There are lots of different theories floating around about who might have been responsible. Some think it was the police, who intercepted the cable lines and scrambled them in hopes of keeping residents in the dark about their tactics or to discourage further looting. Some say it was Charter Communications, which is the fourth largest telecommunications provider in the country with a customer base of 27.6 million people in 29 states, who might having interfered with the news stations at the behest of law enforcement.

As unbelievable as it sounds, the theory isn’t without a kernel of plausibility. The Boston area became the first city in the country to have its local basic television channels scrambled by cable provider RCN, rendering any televisions without a cable box completely inoperative. That particular action came less than a short year after the FCC gave the okay for digital cable providers to encrypt access to HD televisions from local channels unless the consumer buys a cable box. Prior to that, cable companies were required to transmit all local channels “in the clear.”

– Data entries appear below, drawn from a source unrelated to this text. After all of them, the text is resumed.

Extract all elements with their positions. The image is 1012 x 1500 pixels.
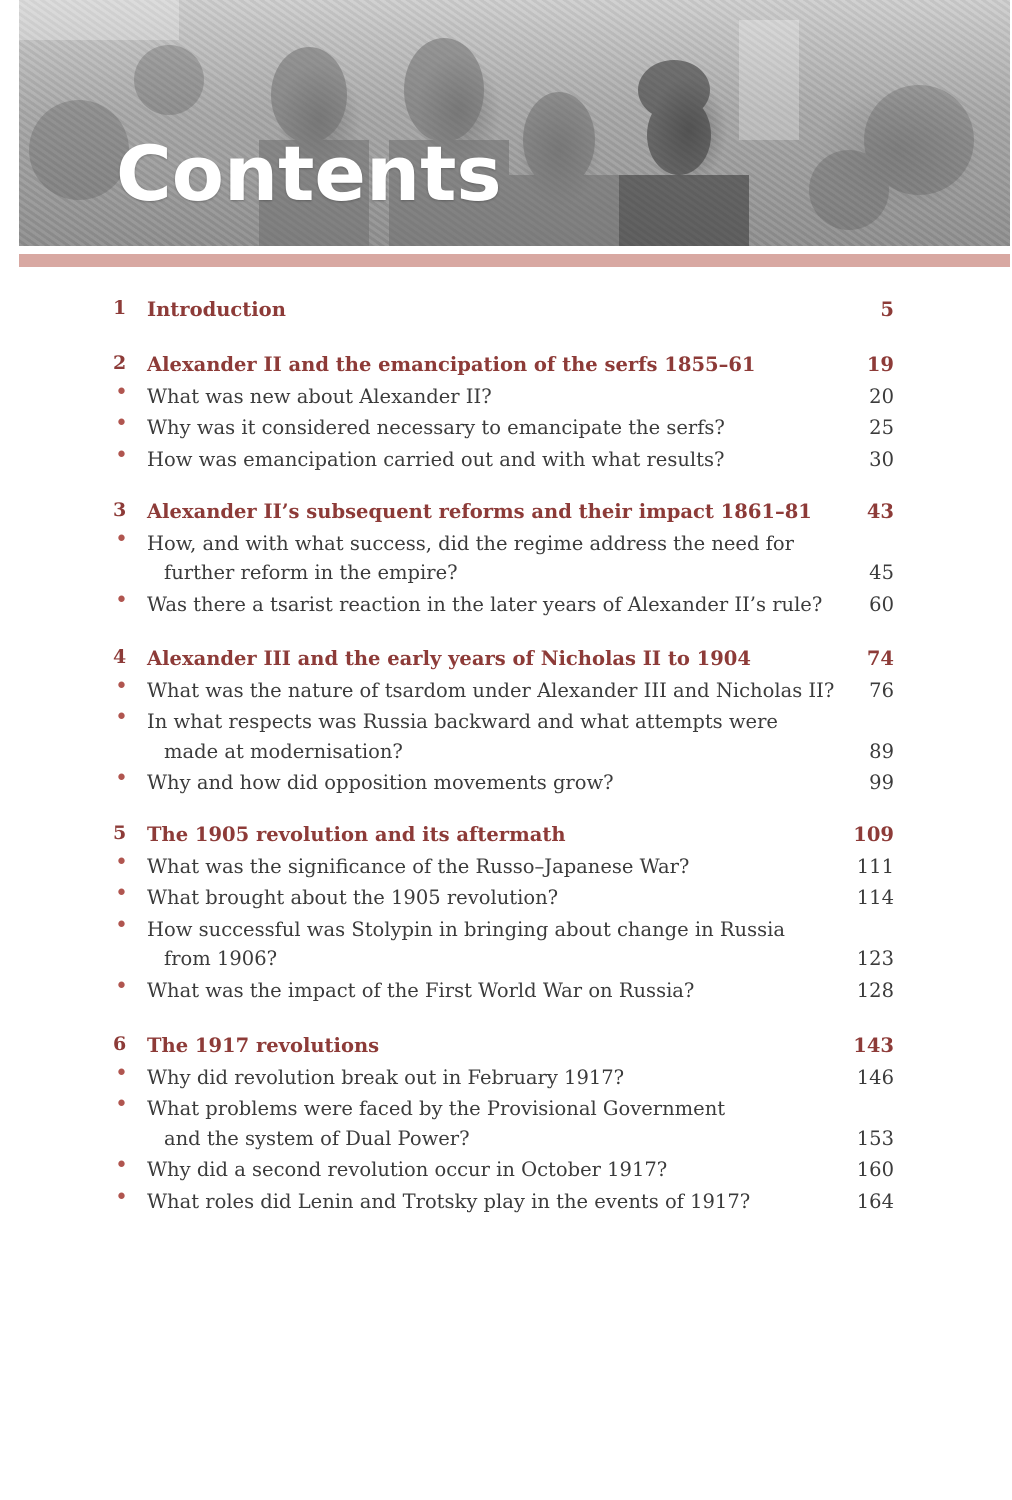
chapter-number: 5 bbox=[113, 822, 127, 844]
bullet-icon: • bbox=[115, 411, 128, 436]
toc-chapter-row[interactable] bbox=[0, 1031, 1012, 1063]
chapter-page-number: 43 bbox=[866, 500, 894, 523]
bullet-icon: • bbox=[115, 973, 128, 999]
bullet-icon: • bbox=[115, 526, 128, 552]
section-title: What was the nature of tsardom under Alexander III and Nicholas II? bbox=[147, 678, 835, 702]
toc-section-row[interactable] bbox=[0, 1184, 1012, 1219]
section-title: What was the impact of the First World War on Russia? bbox=[147, 978, 695, 1002]
bullet-icon: • bbox=[115, 766, 128, 791]
toc-section-row[interactable] bbox=[0, 526, 1012, 584]
bullet-icon: • bbox=[115, 442, 128, 468]
toc-chapter-row[interactable] bbox=[0, 350, 1012, 382]
section-page-number: 114 bbox=[856, 886, 894, 909]
toc-section-row[interactable] bbox=[0, 1060, 1012, 1095]
section-page-number: 89 bbox=[869, 739, 894, 763]
toc-section-row[interactable] bbox=[0, 379, 1012, 414]
chapter-page-number: 5 bbox=[880, 298, 894, 321]
toc-chapter-row[interactable] bbox=[0, 820, 1012, 852]
section-page-number: 153 bbox=[856, 1126, 894, 1150]
chapter-page-number: 109 bbox=[853, 823, 894, 846]
page-title: Contents bbox=[116, 129, 502, 218]
chapter-number: 2 bbox=[113, 352, 127, 374]
toc-section-row[interactable] bbox=[0, 849, 1012, 884]
toc-section-row[interactable] bbox=[0, 673, 1012, 708]
section-title: Was there a tsarist reaction in the later years of Alexander II’s rule? bbox=[147, 592, 823, 616]
section-title: What problems were faced by the Provisional Government bbox=[147, 1097, 726, 1120]
chapter-number: 4 bbox=[113, 646, 127, 668]
toc-section-row[interactable] bbox=[0, 883, 1012, 915]
toc-section-row[interactable] bbox=[0, 413, 1012, 445]
header-banner-image bbox=[19, 0, 1010, 246]
chapter-number: 3 bbox=[113, 499, 127, 521]
section-title: What brought about the 1905 revolution? bbox=[147, 886, 559, 909]
section-title-continued: made at modernisation? bbox=[164, 739, 403, 763]
section-page-number: 160 bbox=[856, 1158, 894, 1181]
section-page-number: 164 bbox=[856, 1189, 894, 1213]
toc-chapter-row[interactable] bbox=[0, 644, 1012, 676]
section-page-number: 20 bbox=[869, 384, 894, 408]
toc-section-row[interactable] bbox=[0, 442, 1012, 477]
toc-section-row[interactable] bbox=[0, 768, 1012, 800]
toc-chapter-row[interactable] bbox=[0, 497, 1012, 529]
section-title: How successful was Stolypin in bringing about change in Russia bbox=[147, 917, 785, 941]
bullet-icon: • bbox=[115, 379, 128, 405]
toc-section-row[interactable] bbox=[0, 705, 1012, 763]
bullet-icon: • bbox=[115, 881, 128, 906]
toc-section-row[interactable] bbox=[0, 587, 1012, 622]
bullet-icon: • bbox=[115, 587, 128, 613]
section-title: What roles did Lenin and Trotsky play in the events of 1917? bbox=[147, 1189, 751, 1213]
chapter-page-number: 19 bbox=[866, 353, 894, 376]
bullet-icon: • bbox=[115, 1184, 128, 1210]
chapter-title: Alexander II’s subsequent reforms and their impact 1861–81 bbox=[147, 500, 812, 523]
section-page-number: 146 bbox=[856, 1065, 894, 1089]
section-title: What was the significance of the Russo–Japanese War? bbox=[147, 854, 690, 878]
chapter-number: 6 bbox=[113, 1033, 127, 1055]
section-title-continued: further reform in the empire? bbox=[164, 561, 458, 584]
toc-section-row[interactable] bbox=[0, 1155, 1012, 1187]
chapter-number: 1 bbox=[113, 297, 127, 319]
chapter-title: Introduction bbox=[147, 298, 286, 321]
section-title: In what respects was Russia backward and what attempts were bbox=[147, 710, 778, 733]
section-page-number: 76 bbox=[869, 678, 894, 702]
accent-divider bbox=[19, 254, 1010, 267]
section-title: Why and how did opposition movements grow? bbox=[147, 771, 614, 794]
section-title-continued: and the system of Dual Power? bbox=[164, 1126, 470, 1150]
section-title: How, and with what success, did the regime address the need for bbox=[147, 531, 794, 555]
section-title: How was emancipation carried out and with what results? bbox=[147, 447, 725, 471]
bullet-icon: • bbox=[115, 673, 128, 699]
section-page-number: 25 bbox=[869, 416, 894, 439]
section-title: Why did a second revolution occur in October 1917? bbox=[147, 1158, 668, 1181]
section-page-number: 123 bbox=[856, 947, 894, 970]
chapter-page-number: 74 bbox=[866, 647, 894, 670]
bullet-icon: • bbox=[115, 1153, 128, 1178]
bullet-icon: • bbox=[115, 1060, 128, 1086]
section-page-number: 111 bbox=[856, 854, 894, 878]
bullet-icon: • bbox=[115, 1092, 128, 1117]
toc-chapter-row[interactable] bbox=[0, 295, 1012, 327]
section-title: Why was it considered necessary to emancipate the serfs? bbox=[147, 416, 725, 439]
section-title-continued: from 1906? bbox=[164, 947, 278, 970]
section-title: What was new about Alexander II? bbox=[147, 384, 492, 408]
section-page-number: 30 bbox=[869, 447, 894, 471]
bullet-icon: • bbox=[115, 912, 128, 938]
chapter-title: The 1917 revolutions bbox=[147, 1034, 380, 1057]
toc-section-row[interactable] bbox=[0, 1092, 1012, 1150]
chapter-page-number: 143 bbox=[853, 1034, 894, 1057]
section-page-number: 128 bbox=[856, 978, 894, 1002]
chapter-title: Alexander II and the emancipation of the serfs 1855–61 bbox=[147, 353, 756, 376]
toc-section-row[interactable] bbox=[0, 973, 1012, 1008]
section-page-number: 99 bbox=[869, 771, 894, 794]
section-page-number: 45 bbox=[869, 561, 894, 584]
section-page-number: 60 bbox=[869, 592, 894, 616]
chapter-title: Alexander III and the early years of Nicholas II to 1904 bbox=[147, 647, 751, 670]
section-title: Why did revolution break out in February 1917? bbox=[147, 1065, 625, 1089]
toc-section-row[interactable] bbox=[0, 912, 1012, 970]
bullet-icon: • bbox=[115, 849, 128, 875]
bullet-icon: • bbox=[115, 705, 128, 730]
chapter-title: The 1905 revolution and its aftermath bbox=[147, 823, 566, 846]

I sent an email to Charter Communications asking them about the blackouts during the unrest. Through a brief statement, provided by Wes Shirley, senior manager of communications for Charter, the company says: “Charter did not stop service. We experienced outages that were beyond our control and our technicians worked as quickly as possible to return service.”

And in fact, Charter, which was was founded in St. Louis, is notorious for its bad stability issues, particularly when it come to the Internet. During the weekend of my visit, they were experiencing a mass DNS server outage, which lasted from August 23 through August 24, which affected the ability of thousands of customers across multiple states to access the Internet.

However, that was Internet and we’re talking about cable. And the statement from Charter does not quite explain why the outages only impacted local and national news stations, particularly the ones carrying news and information about the unrest and protests in Ferguson.

I also reached out to the local Ferguson police department to find out if it had interfered in any way with the signal during its operations on August 10. The spokesperson informed me that the area where the unrest was happening was under the jurisdiction of St. Louis County Police and the highway patrol, and that the Ferguson Police Department has no information about operations during the night of the unrest.

A call has been placed to the St. Louis County Police Department, but at the time of publishing, we have yet to receive a comment. Once we do, we will update the story.